Segundo, que alternativas para esta frota tem o Governo caso apareça uma proposta de acordo apenas com sociedades mistas?
Considera o Governo que é alternativa aceitável promover – como, aliás, já sugeriu em documento oficial, de Julho de 1998 – novos abates de embarcações, fazendo regressar em força uma política que tristemente se notabilizou durante os governos de Cavaco Silva? Ou, pelo contrário, estará o Governo disposto a potenciar, como é necessário e desejável, através de negociações bilaterais, as vantagens específicas da nossa frota em Marrocos?

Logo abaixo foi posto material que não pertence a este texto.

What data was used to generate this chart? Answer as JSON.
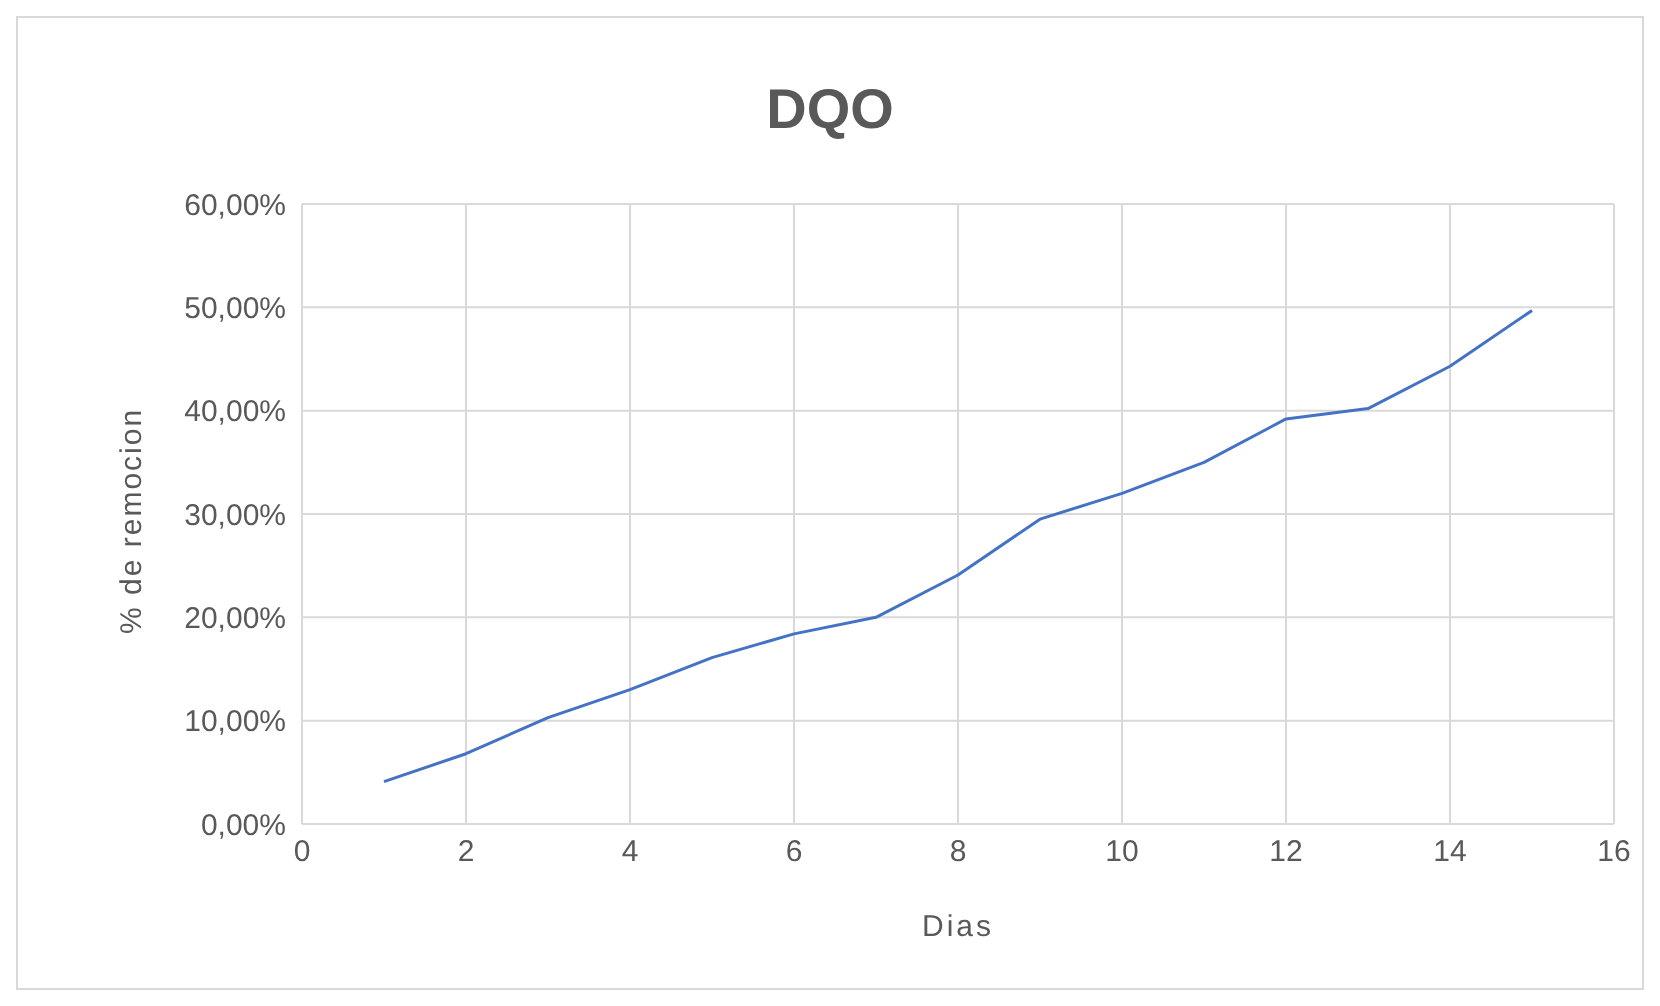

Sr. Presidente, Sr. as e Srs. Deputados, Srs. Membros do Governo: A inércia do Governo, do Conselho e da Comissão vai provocar a paralisação da frota portuguesa a operar em Marrocos a partir do final do mês e por um período de tempo ainda indeterminado, pois a primeira reunião formal de negociações está, infelizmente, apenas prevista para 20 dias depois de o acordo caducar.
Exigem-se, assim, compensações financeiras adequadas e suficientes a atribuir a pescadores e armadores, pagas desde o início da paralisação.
Registamos o facto de, como foi tornado público – mas que gostaríamos, Sr. Secretário de Estado, de aqui ver confirmado ou desmentido –, a Comissão estar preparada para atribuir uma compensação aos pescadores espanhóis 50% superior àquela que é destinada aos pescadores portugueses.
Registamos também o facto de, ainda segundo o que veio a lume na comunicação social, a Espanha ter requerido atempadamente tais compensações e de que o Governo português apenas comunicou telefonicamente as necessidades portuguesas já no final do mês de Outubro.